Maybe I can go through the backyard and up the alleyway. I should be able to make up for lost time and avoid getting caught up in the inevitable media spectacle that was going to appear in front of the house. Maybe I can stay at Frank’s house tonight. I start towards the backdoor. With any luck the cat and lion will resolve themselves and I can get back to being normal. Though, she is kind of cute…NO. No. No. No. I am not getting involved.

I hope my Aunt and Uncle don’t get home too late from their trip to the beach or they are going to find a media circus blocking the driveway. Three days by myself and now I gift them with a giant bug in their yard.

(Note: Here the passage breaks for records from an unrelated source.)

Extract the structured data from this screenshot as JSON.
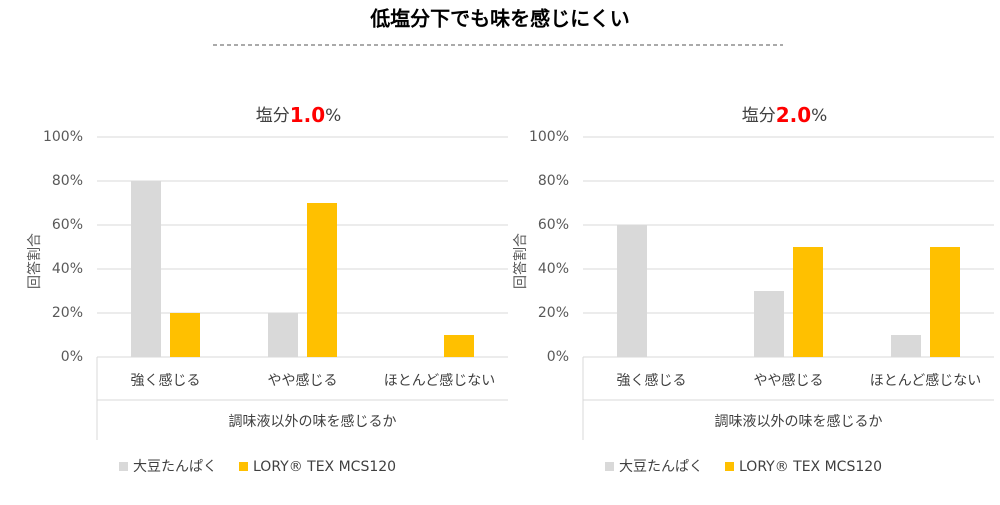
{
  "title": "低塩分下でも味を感じにくい",
  "chart_data": [
    {
      "type": "bar",
      "title": [
        "塩分",
        "1.0",
        "%"
      ],
      "y_label": "回答割合",
      "x_label": "調味液以外の味を感じるか",
      "categories": [
        "強く感じる",
        "やや感じる",
        "ほとんど感じない"
      ],
      "series": [
        {
          "name": "大豆たんぱく",
          "color": "#d9d9d9",
          "values": [
            80,
            20,
            0
          ]
        },
        {
          "name": "LORY® TEX MCS120",
          "color": "#ffc000",
          "values": [
            20,
            70,
            10
          ]
        }
      ],
      "ylim": [
        0,
        100
      ],
      "yticks": [
        {
          "value": 0,
          "label": "0%"
        },
        {
          "value": 20,
          "label": "20%"
        },
        {
          "value": 40,
          "label": "40%"
        },
        {
          "value": 60,
          "label": "60%"
        },
        {
          "value": 80,
          "label": "80%"
        },
        {
          "value": 100,
          "label": "100%"
        }
      ],
      "grid": true
    },
    {
      "type": "bar",
      "title": [
        "塩分",
        "2.0",
        "%"
      ],
      "y_label": "回答割合",
      "x_label": "調味液以外の味を感じるか",
      "categories": [
        "強く感じる",
        "やや感じる",
        "ほとんど感じない"
      ],
      "series": [
        {
          "name": "大豆たんぱく",
          "color": "#d9d9d9",
          "values": [
            60,
            30,
            10
          ]
        },
        {
          "name": "LORY® TEX MCS120",
          "color": "#ffc000",
          "values": [
            0,
            50,
            50
          ]
        }
      ],
      "ylim": [
        0,
        100
      ],
      "yticks": [
        {
          "value": 0,
          "label": "0%"
        },
        {
          "value": 20,
          "label": "20%"
        },
        {
          "value": 40,
          "label": "40%"
        },
        {
          "value": 60,
          "label": "60%"
        },
        {
          "value": 80,
          "label": "80%"
        },
        {
          "value": 100,
          "label": "100%"
        }
      ],
      "grid": true
    }
  ]
}
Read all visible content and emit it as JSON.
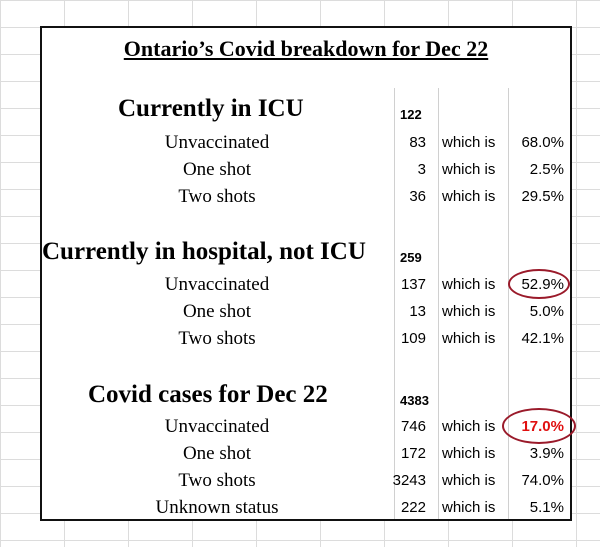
{
  "title": "Ontario’s Covid breakdown for Dec 22",
  "which_label": "which is",
  "sections": [
    {
      "title": "Currently in ICU",
      "total": "122",
      "rows": [
        {
          "label": "Unvaccinated",
          "count": "83",
          "pct": "68.0%"
        },
        {
          "label": "One shot",
          "count": "3",
          "pct": "2.5%"
        },
        {
          "label": "Two shots",
          "count": "36",
          "pct": "29.5%"
        }
      ]
    },
    {
      "title": "Currently in hospital, not ICU",
      "total": "259",
      "rows": [
        {
          "label": "Unvaccinated",
          "count": "137",
          "pct": "52.9%"
        },
        {
          "label": "One shot",
          "count": "13",
          "pct": "5.0%"
        },
        {
          "label": "Two shots",
          "count": "109",
          "pct": "42.1%"
        }
      ]
    },
    {
      "title": "Covid cases for Dec 22",
      "total": "4383",
      "rows": [
        {
          "label": "Unvaccinated",
          "count": "746",
          "pct": "17.0%"
        },
        {
          "label": "One shot",
          "count": "172",
          "pct": "3.9%"
        },
        {
          "label": "Two shots",
          "count": "3243",
          "pct": "74.0%"
        },
        {
          "label": "Unknown status",
          "count": "222",
          "pct": "5.1%"
        }
      ]
    }
  ],
  "colors": {
    "highlight_text": "#e01010",
    "circle": "#9a1a2a",
    "gridline": "#dcdcdc"
  }
}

“Wait, no it’s not my fault. Damn that cat! It’ll serve her right if she falls out the front door. The front door! It’s still open. Damn it. Damn, damn, damn!” I grumble, stomping back to the front of the house. I can’t just leave it open for whoever to come traipsing through.

I get back to the front door to see several onlookers already gathering, pointing not just at the giant hole, but also at my female visitor who has, unfortunately, not managed to make herself disappear back to whence she came.

“Either get out or come in.” I growl at my uninvited guest. “I need to close the door before anyone decides to come in.” I am being a bit of a jerk, but still considering the circumstances I feel I am a bit justified.

“Do you really think they might try?” She asks with a hopeful glance towards the street. “That might be amusing seeing them attempt it.” She lifts her arm as to beckon the onlookers over at which point I pull her inside and slam the door.

“What are you thinking!?” I seethe, “Those people are not your toys.”

“Whatever.” She says spinning towards me. “I am Catherine. And you are?”

“Now you introduce yourself? Never mind, I’m already tired and I haven’t even left the house. Go away Catherine. Or make yourself at home. Or go back inside a telephone pole for all I care. I’m done and I’m going.” I say charging to the back door and outside determined to put all of this nonsense behind me.